Как этого достигли? Весьма своеобразно. Во вторник (оказалось, как раз 4 июня), уже после семи часов вечера, я возвращался на автобусе с городского пляжа. Разбитая асфальтированная дорога, вся в выбоинах и ухабах; с обеих сторон сплошь нависла густая, успевшая запылиться почти до серого оттенка листва разросшихся кустов; позади стройными рядами высились сосны городского бора. Переполненный душный автобус тащился в гору с явной натугой. Вскоре трасса должна была пересечь бетонированную тропинку, протянувшуюся наперерез через весь бор к обнесенным крепким забором строениям, в просторечии называемым «обкомовскими дачами», откуда, впрочем, всех коммуняк-обкомовцев недавно турнули и отдали апартаменты в пользование ветерана – опять-таки преимущественно партии и труда. Но еще на дальнем подъезде к этому перекрестка, по правой стороне дороги, под сенью развесистых пыльных веток, в глаза пассажирам бросилась неподвижная красная громада пожарной машины. В ее кабине почему-то восседал не трудяга-огнеборец, а вальяжный милицейский чин в форменной рубахе с короткими рукавами и в круглой фуражке – пресловутый мент-«сизарь». Дальше – больше: на обеих тесных обочинах, в жиденьком тенечке, лениво покручивая в крепких мускулистых руках то ли регулировочные жезлы, то ли карательные дубинки, разрозненной цепью стояло еще несколько скучающих сизарей. Явно было, что при таком параде вся эта доблестная гвардия вышла отнюдь не штрафы с водителей собирать: наверняка готовился экстраординарный проезд какого-то большого начальства. Тут-то и вспомнилось о Ельцине: значит, из аэропорта, где его всем скопом будут встречать региональные власти, претендента в президенты повезут на барский ночлег прямо сюда, на казенные дачи (интересно, ветеранов-то куда денут на это время?); вот и выставили здесь по такому случаю традиционную декорацию из безотказных блюстителей порядка. Ну-ну, пусть потопчутся и подождут – им полезно.

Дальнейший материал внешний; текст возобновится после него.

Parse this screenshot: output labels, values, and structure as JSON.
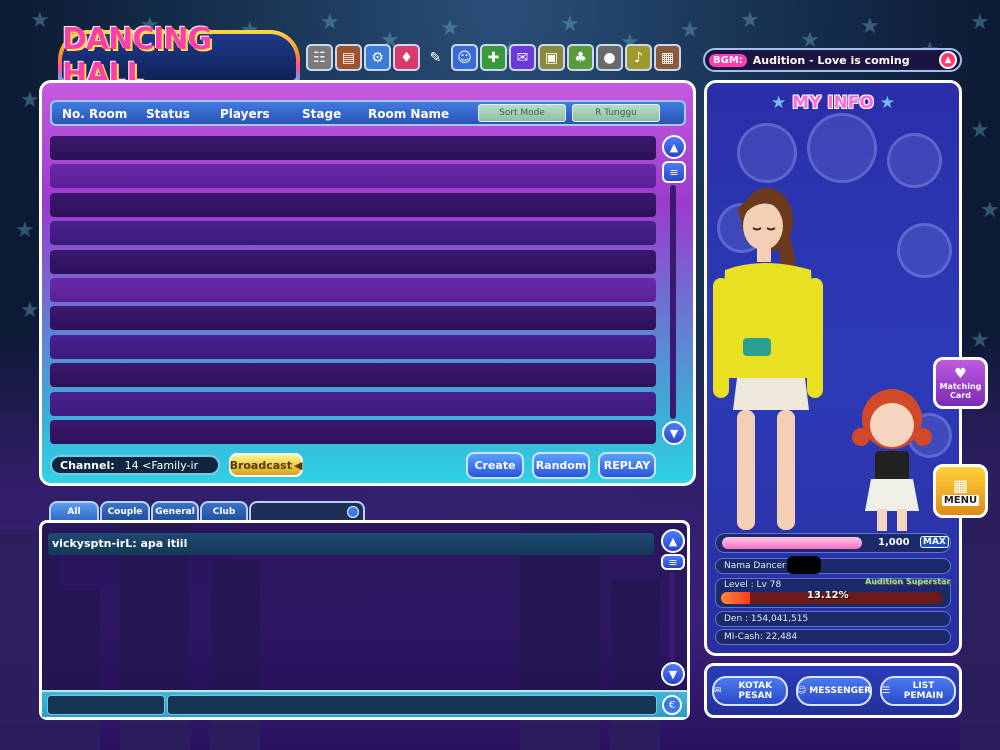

В городе, особенно по мере приближения к центральному проспекту и главной площади, придавленной гигантским внушительным монументом гранитнокаменного Ильича, все газоны вдоль улиц оказались щедро усеянными ненавязчивыми фигурами в форменном сизом обмундировании: где поодиночке, а где и сдвоенными патрулями они терпеливо и бесполезно пеклись на закатной жаре, отчего-то даже не приставая к мчащемуся мимо потоку машин в поисках злостных нарушителей или, точнее говоря, безропотных жертв, поэтому с их избыточным присутствием вполне можно было спокойно и беззлобно мириться.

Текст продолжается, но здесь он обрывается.